KAMPALA, Uganda (GPI)-- Ugandan comedian Anne Kansiime, 27, portrays a wife temporarily separating from her husband in one of her popular sketches.
The sketch opens with the troubled couple exiting a restaurant, she says. Then, the wife offers her husband a packet of condoms.
“My dear, you are going away, and I know you might fall into temptation,” Kansiime says, demonstrating the wife’s lines. “I trust you, but I don’t trust the women you relate with. Have this pack of condoms in case you fall into temptation.”
The husband accepts the condoms but reprimands her for her lack of trust.
The wife then asks him to leave some condoms with her as an additional precaution, Kansiime says. But rather than oblige, he flies into a rage at the idea that other men might tempt her.

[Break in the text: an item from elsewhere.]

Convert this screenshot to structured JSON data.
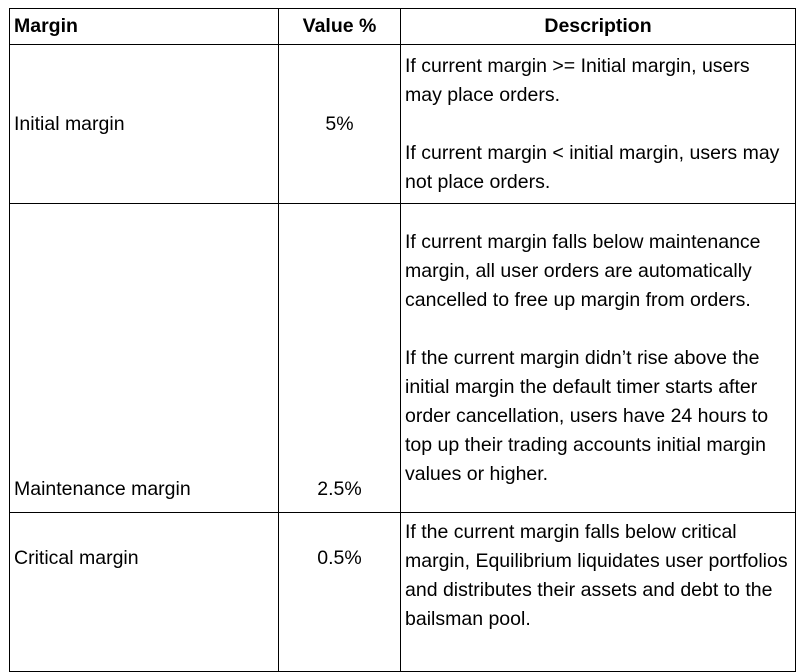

Kansiime often uses comedy to explore relationships, gender roles and double standards. But men and women alike find her routines refreshing in Uganda’s conservative society, she says.
Comedy is a popular pastime in Uganda, but men dominate the scene, Kansiime says. She estimates that there may be four professional male comedians for each rising female comedian.

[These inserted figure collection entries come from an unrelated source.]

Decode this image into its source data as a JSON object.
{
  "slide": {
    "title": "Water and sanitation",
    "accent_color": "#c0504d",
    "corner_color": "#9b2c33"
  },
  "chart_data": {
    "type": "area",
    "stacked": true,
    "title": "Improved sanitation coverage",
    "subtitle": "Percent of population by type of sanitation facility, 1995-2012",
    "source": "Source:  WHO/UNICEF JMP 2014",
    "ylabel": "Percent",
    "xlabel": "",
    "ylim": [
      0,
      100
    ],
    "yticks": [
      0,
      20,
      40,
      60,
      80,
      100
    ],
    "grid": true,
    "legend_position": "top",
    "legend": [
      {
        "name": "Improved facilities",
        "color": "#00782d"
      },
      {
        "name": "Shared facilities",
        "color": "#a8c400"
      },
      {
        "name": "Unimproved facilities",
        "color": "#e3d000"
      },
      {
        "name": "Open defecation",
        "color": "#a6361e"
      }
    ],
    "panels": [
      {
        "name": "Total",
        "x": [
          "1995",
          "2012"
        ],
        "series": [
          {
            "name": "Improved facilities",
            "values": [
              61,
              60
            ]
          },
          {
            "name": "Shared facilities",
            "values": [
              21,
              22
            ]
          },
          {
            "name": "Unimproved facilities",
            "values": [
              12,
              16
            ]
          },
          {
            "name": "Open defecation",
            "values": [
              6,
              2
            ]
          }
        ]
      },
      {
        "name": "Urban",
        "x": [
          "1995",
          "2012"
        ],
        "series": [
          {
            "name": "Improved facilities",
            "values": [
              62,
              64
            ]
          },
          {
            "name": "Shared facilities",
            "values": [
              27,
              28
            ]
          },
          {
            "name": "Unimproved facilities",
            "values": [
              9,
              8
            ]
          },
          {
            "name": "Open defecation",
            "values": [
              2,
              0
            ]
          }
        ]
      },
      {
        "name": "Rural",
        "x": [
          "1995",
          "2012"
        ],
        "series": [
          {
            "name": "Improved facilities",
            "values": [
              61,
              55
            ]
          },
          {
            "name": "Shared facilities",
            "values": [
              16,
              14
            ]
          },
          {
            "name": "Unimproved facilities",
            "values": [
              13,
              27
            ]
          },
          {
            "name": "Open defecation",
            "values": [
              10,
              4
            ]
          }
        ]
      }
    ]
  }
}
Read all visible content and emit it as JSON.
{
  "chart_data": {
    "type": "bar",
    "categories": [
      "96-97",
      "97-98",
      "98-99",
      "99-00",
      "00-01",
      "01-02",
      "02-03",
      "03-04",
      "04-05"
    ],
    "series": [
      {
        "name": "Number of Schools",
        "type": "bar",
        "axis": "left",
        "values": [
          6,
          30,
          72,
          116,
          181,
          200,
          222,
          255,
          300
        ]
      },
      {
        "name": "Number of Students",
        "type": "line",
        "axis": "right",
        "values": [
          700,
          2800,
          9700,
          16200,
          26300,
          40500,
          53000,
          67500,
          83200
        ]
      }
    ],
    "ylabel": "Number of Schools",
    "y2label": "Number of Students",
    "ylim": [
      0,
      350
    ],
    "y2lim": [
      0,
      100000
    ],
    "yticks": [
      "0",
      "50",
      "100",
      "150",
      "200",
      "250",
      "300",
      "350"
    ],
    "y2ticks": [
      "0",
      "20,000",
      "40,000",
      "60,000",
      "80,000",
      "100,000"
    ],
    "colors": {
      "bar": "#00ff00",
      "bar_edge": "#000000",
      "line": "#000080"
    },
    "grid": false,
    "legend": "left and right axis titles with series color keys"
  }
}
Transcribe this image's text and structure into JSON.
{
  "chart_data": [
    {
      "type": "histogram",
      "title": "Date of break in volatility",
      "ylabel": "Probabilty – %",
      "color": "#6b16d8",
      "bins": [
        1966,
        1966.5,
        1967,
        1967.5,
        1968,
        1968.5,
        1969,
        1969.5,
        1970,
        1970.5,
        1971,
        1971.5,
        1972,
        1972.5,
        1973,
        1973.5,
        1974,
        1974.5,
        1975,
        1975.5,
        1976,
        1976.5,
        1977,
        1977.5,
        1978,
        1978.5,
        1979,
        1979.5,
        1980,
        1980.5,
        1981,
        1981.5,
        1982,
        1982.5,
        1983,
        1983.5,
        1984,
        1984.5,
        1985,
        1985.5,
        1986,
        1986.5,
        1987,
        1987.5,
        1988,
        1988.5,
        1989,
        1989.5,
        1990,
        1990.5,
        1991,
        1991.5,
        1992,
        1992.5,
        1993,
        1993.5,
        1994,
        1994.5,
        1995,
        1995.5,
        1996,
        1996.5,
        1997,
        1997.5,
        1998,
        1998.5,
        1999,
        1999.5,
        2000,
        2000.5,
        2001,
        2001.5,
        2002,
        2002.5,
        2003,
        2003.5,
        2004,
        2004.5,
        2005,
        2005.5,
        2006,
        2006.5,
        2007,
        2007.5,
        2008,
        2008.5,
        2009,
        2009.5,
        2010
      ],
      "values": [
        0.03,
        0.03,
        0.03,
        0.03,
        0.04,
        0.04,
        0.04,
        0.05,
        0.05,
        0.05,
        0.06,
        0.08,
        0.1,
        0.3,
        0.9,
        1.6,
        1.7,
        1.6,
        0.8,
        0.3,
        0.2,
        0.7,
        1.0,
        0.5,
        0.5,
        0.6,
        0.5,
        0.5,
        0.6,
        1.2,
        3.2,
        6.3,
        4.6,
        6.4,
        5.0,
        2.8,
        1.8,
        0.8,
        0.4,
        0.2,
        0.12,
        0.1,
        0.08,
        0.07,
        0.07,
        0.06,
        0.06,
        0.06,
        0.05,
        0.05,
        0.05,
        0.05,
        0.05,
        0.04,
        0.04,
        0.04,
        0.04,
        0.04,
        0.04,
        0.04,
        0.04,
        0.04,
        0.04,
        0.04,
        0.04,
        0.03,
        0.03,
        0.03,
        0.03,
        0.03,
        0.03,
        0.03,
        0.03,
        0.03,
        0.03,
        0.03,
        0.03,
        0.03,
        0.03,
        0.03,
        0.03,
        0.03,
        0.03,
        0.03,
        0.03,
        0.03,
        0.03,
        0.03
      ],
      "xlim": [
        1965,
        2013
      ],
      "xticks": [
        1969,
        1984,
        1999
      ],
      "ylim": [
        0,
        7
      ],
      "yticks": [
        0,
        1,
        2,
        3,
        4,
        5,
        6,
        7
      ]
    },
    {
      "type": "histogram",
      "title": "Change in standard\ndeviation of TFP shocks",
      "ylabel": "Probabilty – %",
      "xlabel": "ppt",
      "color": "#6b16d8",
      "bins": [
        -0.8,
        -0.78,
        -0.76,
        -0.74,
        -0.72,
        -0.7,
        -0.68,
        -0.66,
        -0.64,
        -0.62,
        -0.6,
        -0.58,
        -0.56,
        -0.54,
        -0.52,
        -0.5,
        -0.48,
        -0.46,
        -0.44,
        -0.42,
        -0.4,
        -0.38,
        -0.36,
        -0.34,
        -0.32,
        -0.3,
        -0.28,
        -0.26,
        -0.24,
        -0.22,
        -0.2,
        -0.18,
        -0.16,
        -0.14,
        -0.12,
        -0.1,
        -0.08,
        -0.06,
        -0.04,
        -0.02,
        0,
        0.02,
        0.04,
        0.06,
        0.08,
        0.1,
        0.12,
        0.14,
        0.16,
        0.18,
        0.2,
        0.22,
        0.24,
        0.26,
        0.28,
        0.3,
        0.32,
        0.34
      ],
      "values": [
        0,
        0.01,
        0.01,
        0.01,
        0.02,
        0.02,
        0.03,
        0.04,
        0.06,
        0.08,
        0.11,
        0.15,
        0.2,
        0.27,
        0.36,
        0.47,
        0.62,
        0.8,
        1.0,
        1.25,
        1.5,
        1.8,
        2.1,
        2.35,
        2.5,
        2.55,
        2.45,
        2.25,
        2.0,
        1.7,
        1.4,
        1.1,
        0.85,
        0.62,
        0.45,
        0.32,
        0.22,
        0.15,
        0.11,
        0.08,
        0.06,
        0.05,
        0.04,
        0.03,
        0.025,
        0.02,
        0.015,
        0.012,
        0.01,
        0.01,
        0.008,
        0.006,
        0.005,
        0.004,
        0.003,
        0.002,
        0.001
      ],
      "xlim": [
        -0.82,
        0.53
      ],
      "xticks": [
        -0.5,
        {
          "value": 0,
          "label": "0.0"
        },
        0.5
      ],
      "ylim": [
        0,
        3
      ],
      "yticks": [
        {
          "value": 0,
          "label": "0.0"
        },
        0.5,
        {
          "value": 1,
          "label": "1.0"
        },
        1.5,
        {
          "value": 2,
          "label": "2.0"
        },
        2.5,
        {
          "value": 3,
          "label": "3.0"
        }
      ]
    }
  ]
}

“Male comedians are just warming up to the facts,” she says. “We are here to stay.”
Female comedians fight an uphill battle, Kansiime says. They have a difficult time pulling off certain jokes because society holds them to different standards.
“As a woman, you cannot crack tribalistic or obscene jokes,” she says. “Yet a man can crack them and get away with it.”
Her comedy challenges Uganda’s traditional patriarchy, she says. Conservative Ugandans expect women to submit to men, but the women in her sketches are anything but submissive.
Kansiime did not always intend to challenge gender stereotypes through comedy. She graduated from Makerere University in Kampala, Uganda’s capital, with a degree in social sciences in 2007.
But friends showed her that she was an entertainer, she says. She realized she was talented when they asked her to tell them her version of stories.
That talent grew on the radio after graduation. Kansiime lent her voice to local radio drama Rock Point 256, which broadcasts episodes about health, empowerment and social issues.
Since then, Kansiime has never shied away from tackling social issues with her material.
For the past three years, she has sparked debates on current events as a co-presenter of “Minibuzz,” a television show featuring commuters’ opinions on news and culture during their minibus rides to work.
Kansiime’s comedy delves into issues that affect all Ugandans, such as infidelity and domestic violence, says Ssanyu Kalibbala, a senior producer for Made in Uganda TV, which is the network that airs “Minibuzz.” That universality contributes to her success.
“Her humor appeals to almost everybody,” she says. “Children, elders, housewives – all think she is funny.”
Dithan Musoke, an Internet cafe owner in Kampala, says he typically finds men funnier than women are. But Kansiime’s confidence makes her funnier to him than most women.